A number of writers have recently taken on a complex topic crucial to the current, sometimes violent national "conversation" about immigration: exploring communities of recent immigrants who are revitalizing the Rust Belt cities of the American heartland.
Cynthia Anderson's moving 2019 narrative, "Home Now: How 6,000 Refugees Transformed an American Town," took readers into the sweet heart of the industrious Somali community of Lewiston, Maine. A.K. Sandoval-Strausz's 2019 "Barrio America: How Latino Immigrants Saved the American City" adds academic perspective to understanding the immigrant-driven revival of Chicago's Little Village and Dallas' Oak Cliff.
And Jason deParle's masterful "A Good Provider Is One Who Leaves" offers a global view of the homeward flow of refugees' earnings, sustaining the millions who stay behind. DeParle manages this by following an expanding Filipino family he first met while in the Peace Corps three decades ago.
In "City of Refugees: The Story of Three Newcomers Who Breathed Life Into a Dying American Town," Susan Hartman, who's taught writing at Columbia and Yale, takes on this tempting and relevant topic.
Hartman spent years reporting on the unfolding lives of three main characters who've settled in Utica, N.Y.: Sadia, a rebellious and vivacious Somali Bantu teen, whose mother leans on her for Americanizing far too fast; Mersiha, a Bosnian who opens a tasty bakery and catering hall — and then runs into the COVID-19 lockdown; and Ali, an Iraqi with traumatic war experiences, who nevertheless returns as a translator for American troops so his salary can provide a nest egg for his family in Utica.
Hartman offers us 48 episodic chapters portraying incidents in their daily lives. This inventory of events documents, realistically, the many minuscule obstacles — mostly stemming from bigotry, poverty and cultural unfamiliarity — frustrating success, even as advancement does happen.
The chapters also include similar information about the characters' friends, relatives and neighbors. We tune in on a class on how to go to the doctor ("Turn your head! Cough! Cover your right eye.") And we see "The Sudanese mother picking out eye makeup with her daughter at the Rite-Aid on Genesee."
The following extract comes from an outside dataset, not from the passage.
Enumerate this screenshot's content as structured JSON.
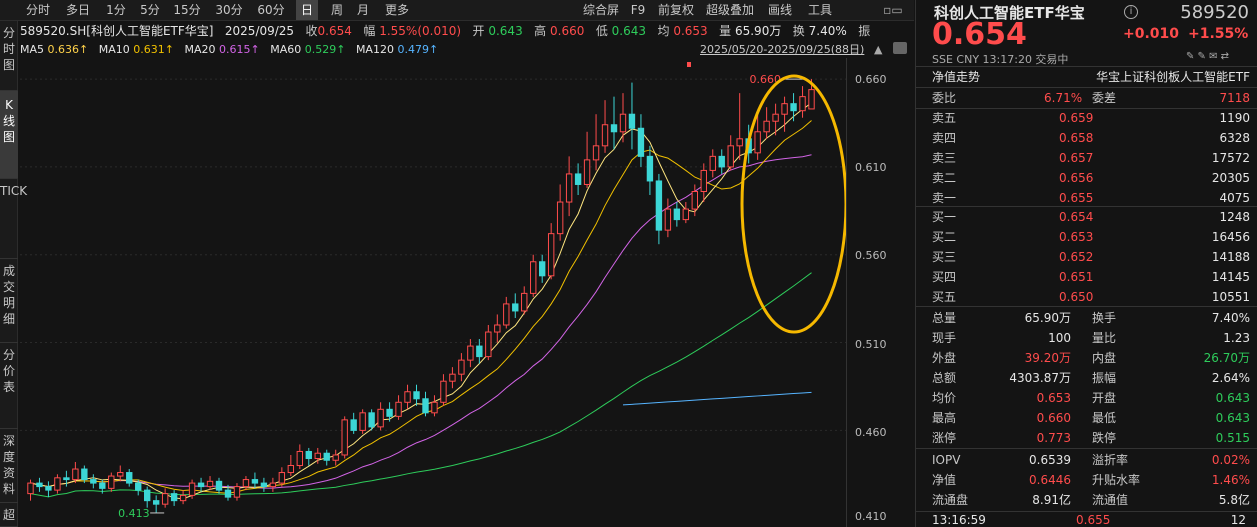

We're in on menus, addresses of apartments, which desserts (baklava, hurmasica, jabukovaca) are served at an Eid banquet. The vignette-filled short chapters may have seemed a solution to the narrative puzzle of humanizing a city of immigrants through their actions. But, though we soon affirm what we might assume all along — that they are regular people living their lives stalwartly, day by day — a reader may wish for more guidance than is on offer.